MR. PATTERSON: Ask the jury be instructed to disregard.
THE COURT: The jury will disregard the last statement of the prosecutor and not consider it for any purposes.
MR. PATTERSON: Based on that argument, we move for a mistrial.
THE COURT: Denied.
We find that this argument is a proper comment on the main issue in this trial; i.e., whether appellant or his companion killed Johnson. The witnesses’ problems with shirt colors, height, weight, and color and length of hair were properly a subject of comment in closing argument. However, in the event it could have been construed as error, it was cured by the court when it sustained the objection and instructed the jury to disregard the argument. Parr v. State, 606 S.W.2d 928 (Tex.Crim.App.1980). The prosecutor’s argument was not so inflammatory that it was incapable of being cured by the instruction. Woods v. State, 653 S.W.2d 1 (Tex.Crim.App.1982); Dickson v. State, 642 S.W.2d 185 (Tex.App.—Houston [14th Dist.] 1982, no pet.).
The argument complained of in appellant’s eleventh ground of error was as follows:
MR. MC CLELLAN: Relatives place their faith in the judicial system that the right thing will be done; that the police will arrest the criminal; that the prosecutor will prosecute the criminal, and that the jury will render a verdict and that then, there will be punishment. Proper punishment in this case is not probation. Proper punishment is time in the Texas Department of Corrections because this is an unforgivable act. By giving the defendant probation in this case it is a word to the community that we, in effect, are condoning these types of actions.
MR PATTERSON: Object to that line of argument. It’s not what the jury is telling anybody. The jury is to decide this case on the facts. Improper argument; highly prejudicial.
THE COURT: Sustained.
MR. PATTERSON: Ask the jury be instructed to not consider that argument for any purpose.
THE COURT: The jury will not consider that argument for any purpose.
MR. PATTERSON: Further, we would move the Court for a mistrial. The jury has heard it and it' cannot be cured through instruction of the Court.

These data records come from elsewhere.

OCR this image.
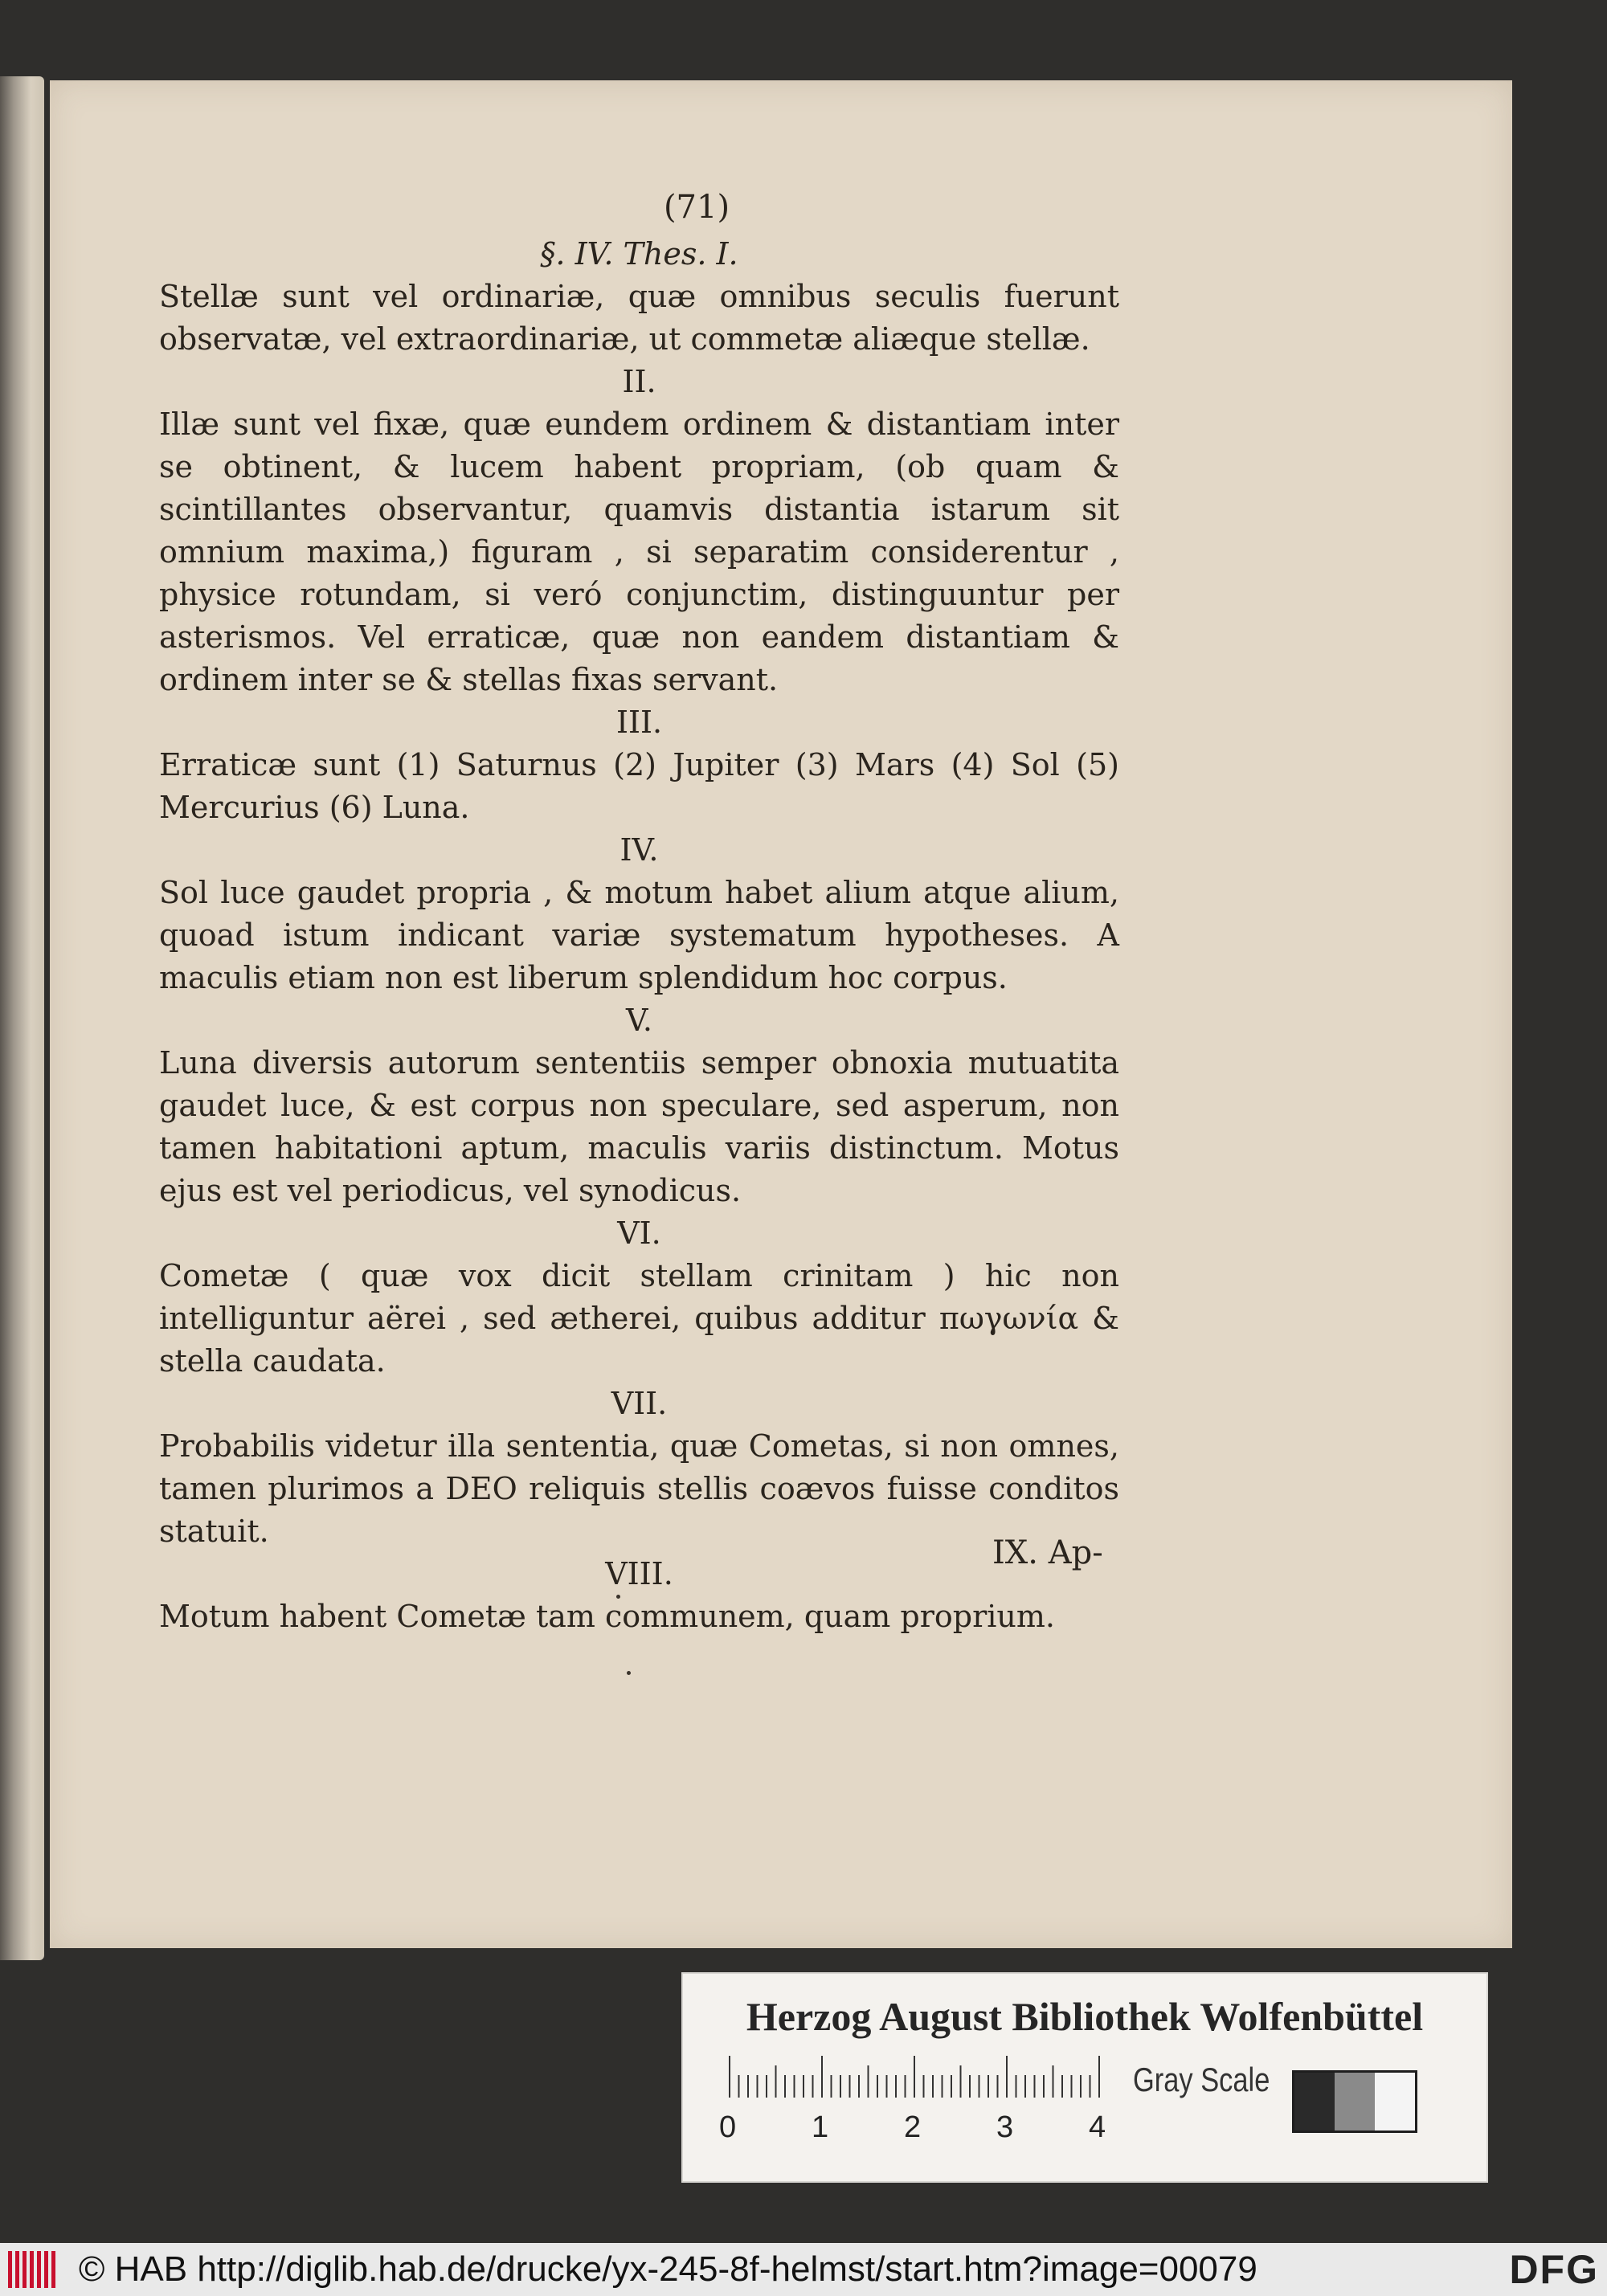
(71)
§. IV. Thes. I.
Stellæ sunt vel ordinariæ, quæ omnibus seculis fuerunt observatæ, vel extraordinariæ, ut commetæ aliæque stellæ.
II.
Illæ sunt vel fixæ, quæ eundem ordinem & distantiam inter se obtinent, & lucem habent propriam, (ob quam & scintillantes observantur, quamvis distantia istarum sit omnium maxima,) figuram , si separatim considerentur , physice rotundam, si veró conjunctim, distinguuntur per asterismos. Vel erraticæ, quæ non eandem distantiam & ordinem inter se & stellas fixas servant.
III.
Erraticæ sunt (1) Saturnus (2) Jupiter (3) Mars (4) Sol (5) Mercurius (6) Luna.
IV.
Sol luce gaudet propria , & motum habet alium atque alium, quoad istum indicant variæ systematum hypotheses. A maculis etiam non est liberum splendidum hoc corpus.
V.
Luna diversis autorum sententiis semper obnoxia mutuatita gaudet luce, & est corpus non speculare, sed asperum, non tamen habitationi aptum, maculis variis distinctum. Motus ejus est vel periodicus, vel synodicus.
VI.
Cometæ ( quæ vox dicit stellam crinitam ) hic non intelliguntur aërei , sed ætherei, quibus additur πωγωνία & stella caudata.
VII.
Probabilis videtur illa sententia, quæ Cometas, si non omnes, tamen plurimos a DEO reliquis stellis coævos fuisse conditos statuit.
VIII.
Motum habent Cometæ tam communem, quam proprium.
IX. Ap-
Herzog August Bibliothek Wolfenbüttel
0 1 2 3 4
Gray Scale
© HAB http://diglib.hab.de/drucke/yx-245-8f-helmst/start.htm?image=00079	DFG
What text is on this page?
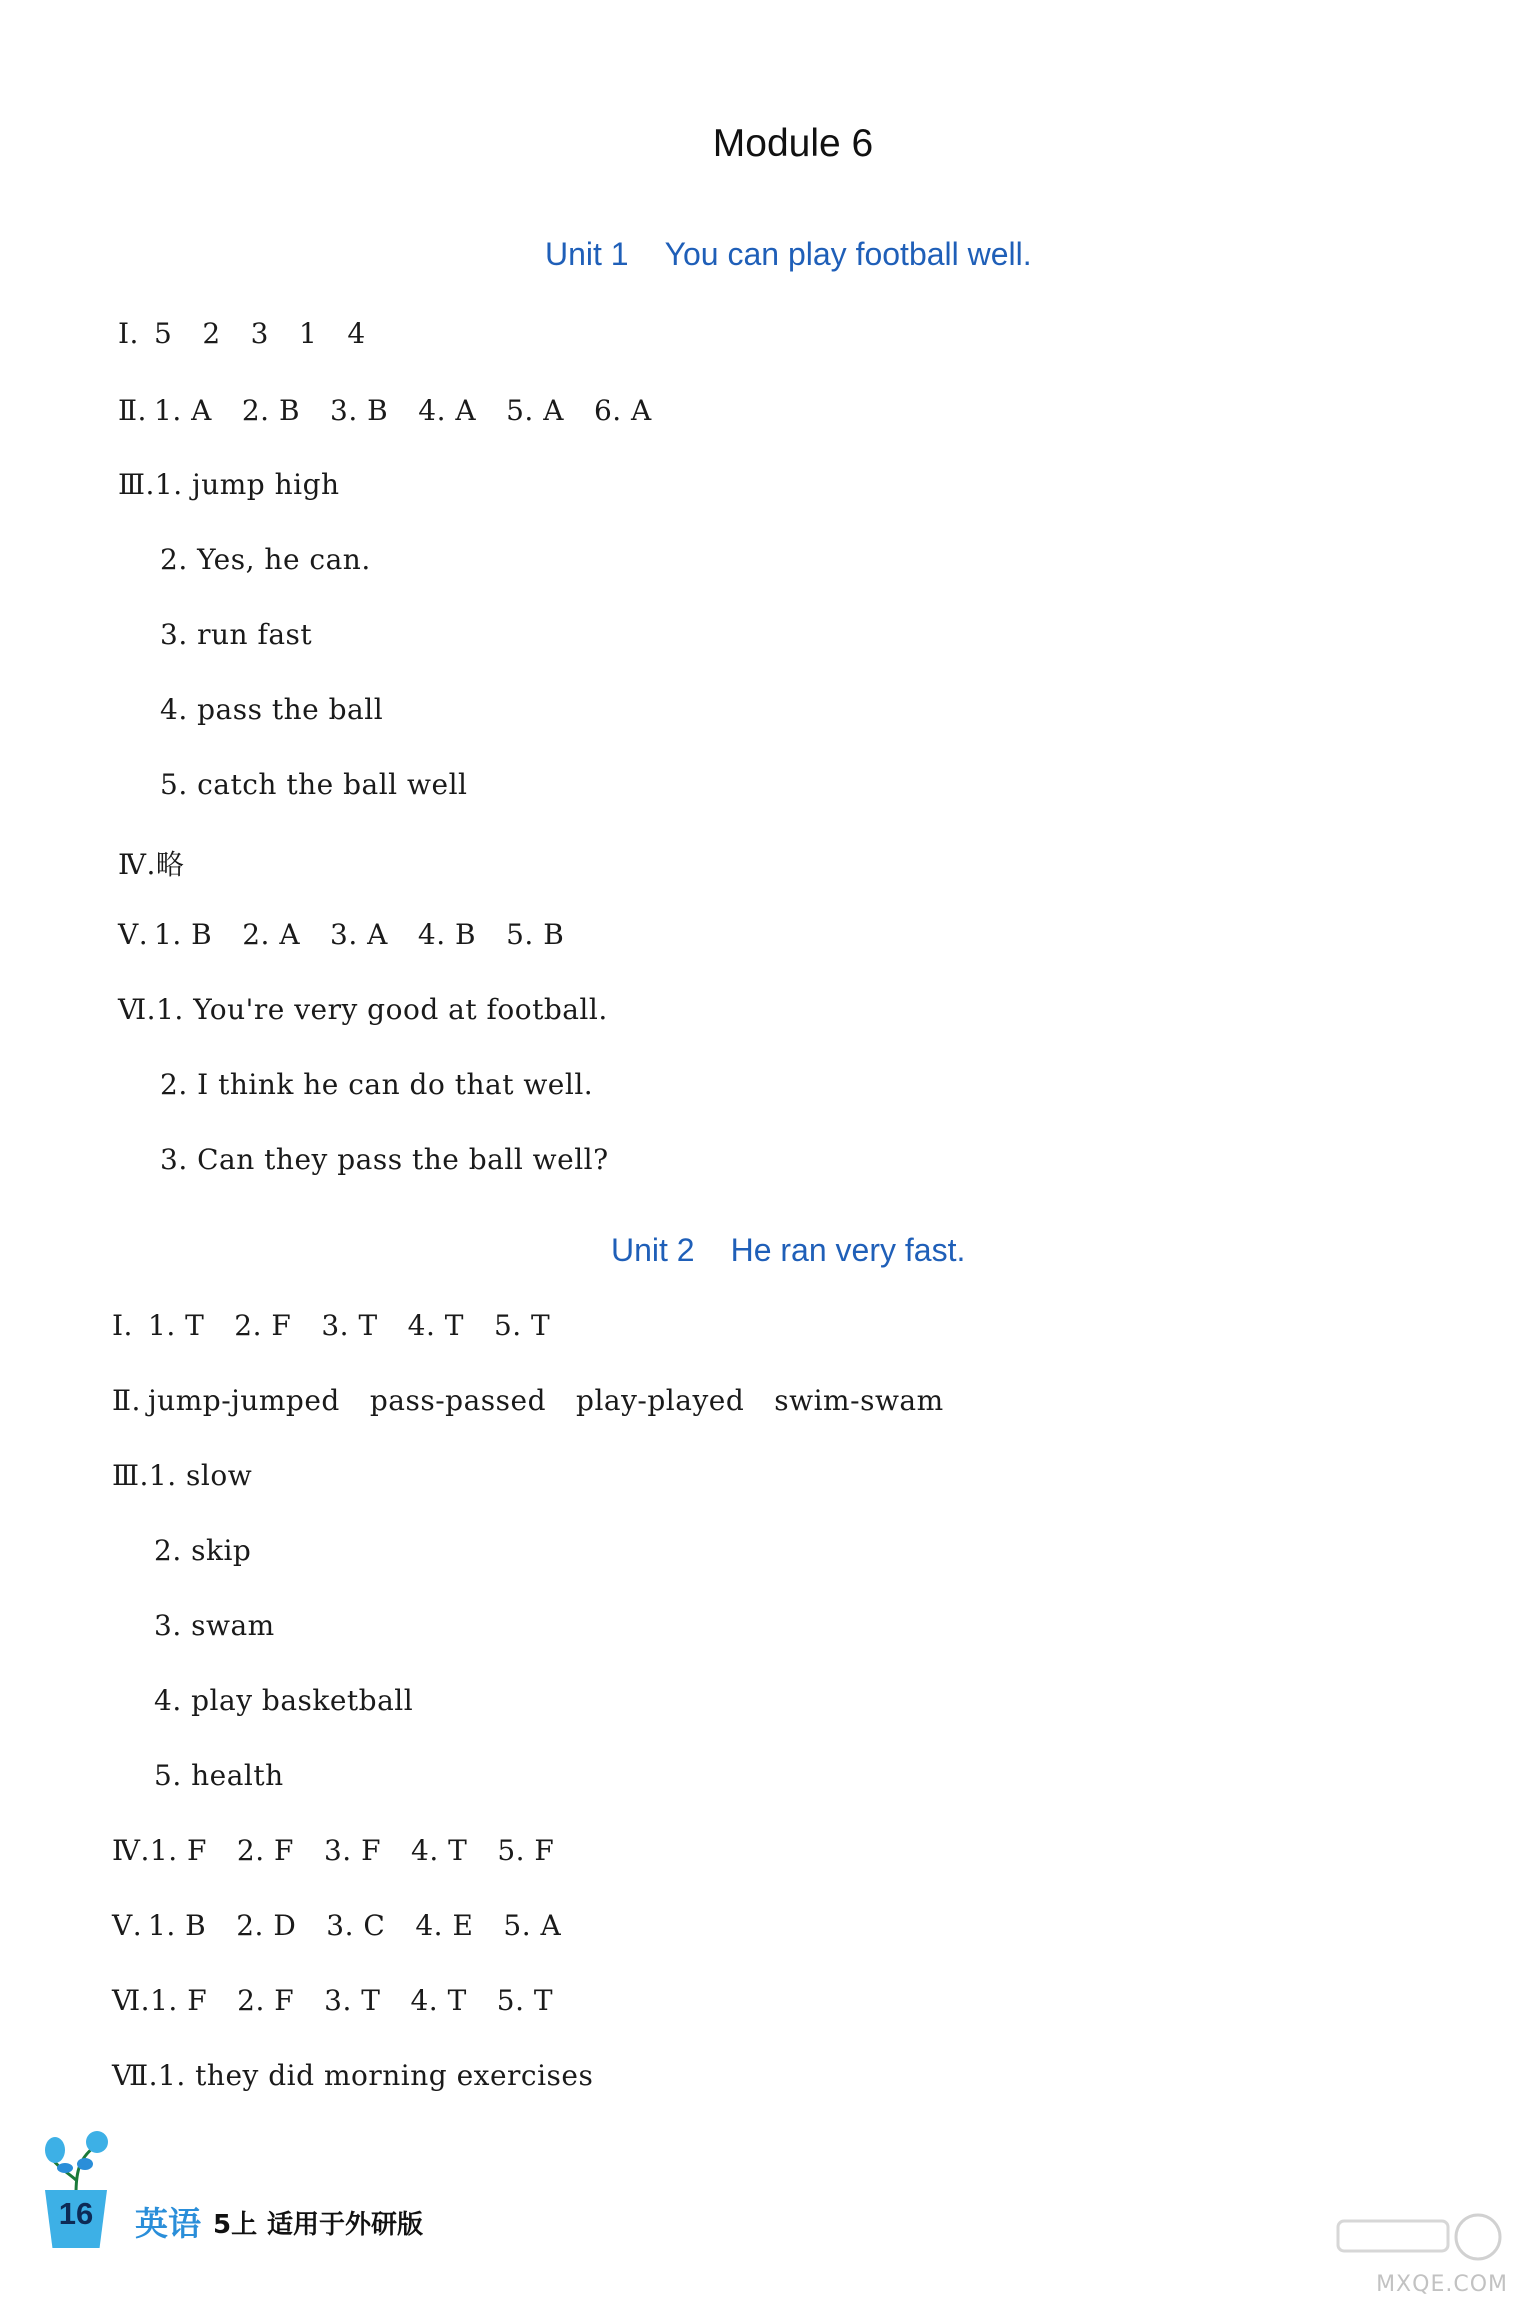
Module 6
Unit 1 You can play football well.
Ⅰ. 5 2 3 1 4
Ⅱ. 1. A 2. B 3. B 4. A 5. A 6. A
Ⅲ.1. jump high
2. Yes, he can.
3. run fast
4. pass the ball
5. catch the ball well
Ⅳ.略
Ⅴ. 1. B 2. A 3. A 4. B 5. B
Ⅵ.1. You're very good at football.
2. I think he can do that well.
3. Can they pass the ball well?
Unit 2 He ran very fast.
Ⅰ. 1. T 2. F 3. T 4. T 5. T
Ⅱ. jump-jumped pass-passed play-played swim-swam
Ⅲ.1. slow
2. skip
3. swam
4. play basketball
5. health
Ⅳ.1. F 2. F 3. F 4. T 5. F
Ⅴ. 1. B 2. D 3. C 4. E 5. A
Ⅵ.1. F 2. F 3. T 4. T 5. T
Ⅶ.1. they did morning exercises
16	英语 5上 适用于外研版
MXQE.COM
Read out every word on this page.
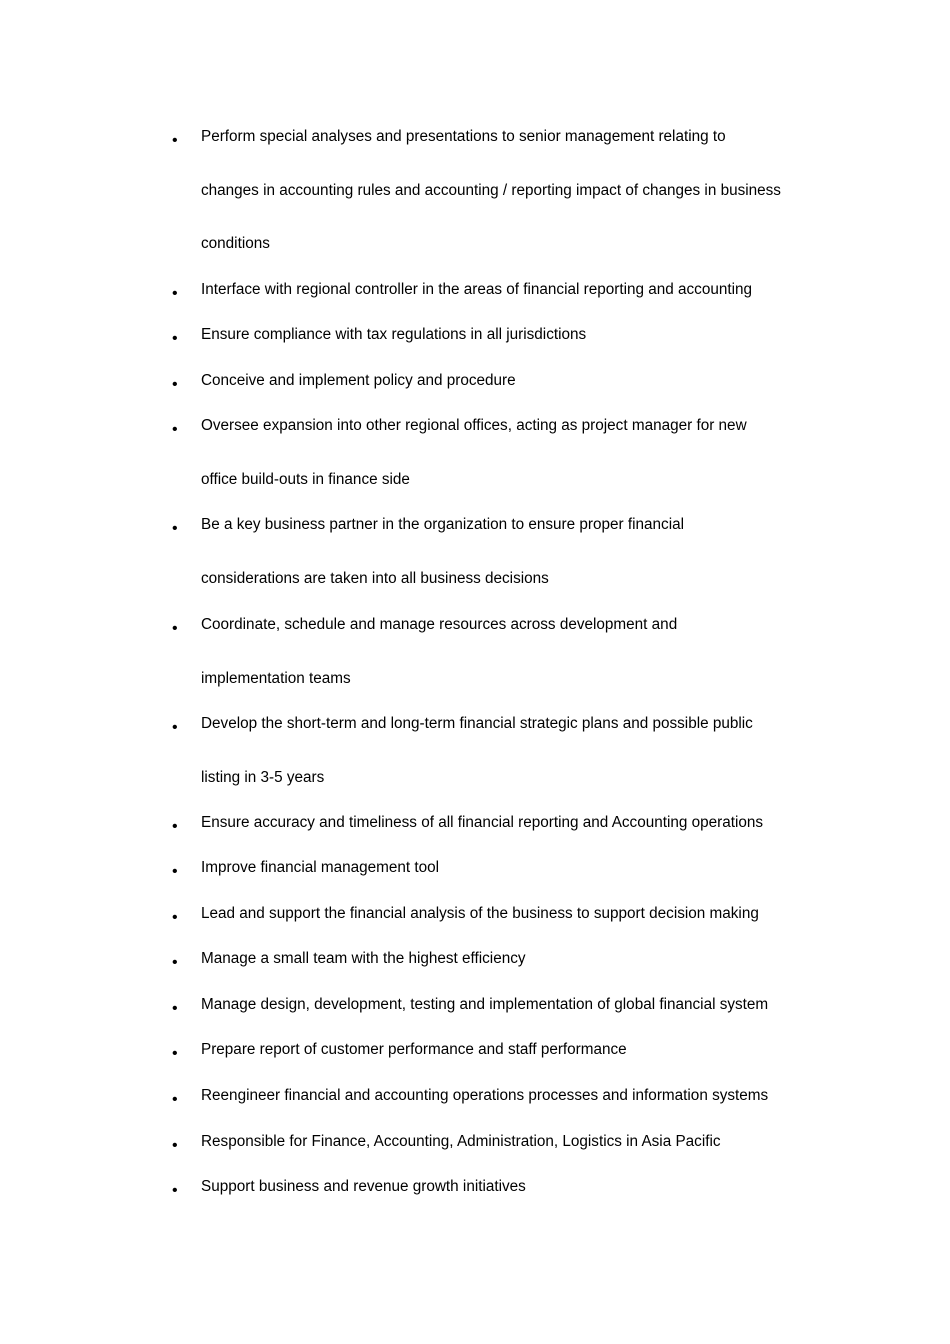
•
Perform special analyses and presentations to senior management relating to
changes in accounting rules and accounting / reporting impact of changes in business
conditions
•
Interface with regional controller in the areas of financial reporting and accounting
•
Ensure compliance with tax regulations in all jurisdictions
•
Conceive and implement policy and procedure
•
Oversee expansion into other regional offices, acting as project manager for new
office build-outs in finance side
•
Be a key business partner in the organization to ensure proper financial
considerations are taken into all business decisions
•
Coordinate, schedule and manage resources across development and
implementation teams
•
Develop the short-term and long-term financial strategic plans and possible public
listing in 3-5 years
•
Ensure accuracy and timeliness of all financial reporting and Accounting operations
•
Improve financial management tool
•
Lead and support the financial analysis of the business to support decision making
•
Manage a small team with the highest efficiency
•
Manage design, development, testing and implementation of global financial system
•
Prepare report of customer performance and staff performance
•
Reengineer financial and accounting operations processes and information systems
•
Responsible for Finance, Accounting, Administration, Logistics in Asia Pacific
•
Support business and revenue growth initiatives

THE COURT: That will be denied.
Again, appellant’s objection was sustained and the jury was instructed to disregard the argument. We hold that the argument was a proper plea for law enforcement and the objection could have been overruled without error. See Williams v. State, 607 S.W.2d 577 (Tex.Crim.App.1980). Appellant’s tenth and eleventh grounds of error are overruled.
The judgment of the trial court is accordingly affirmed.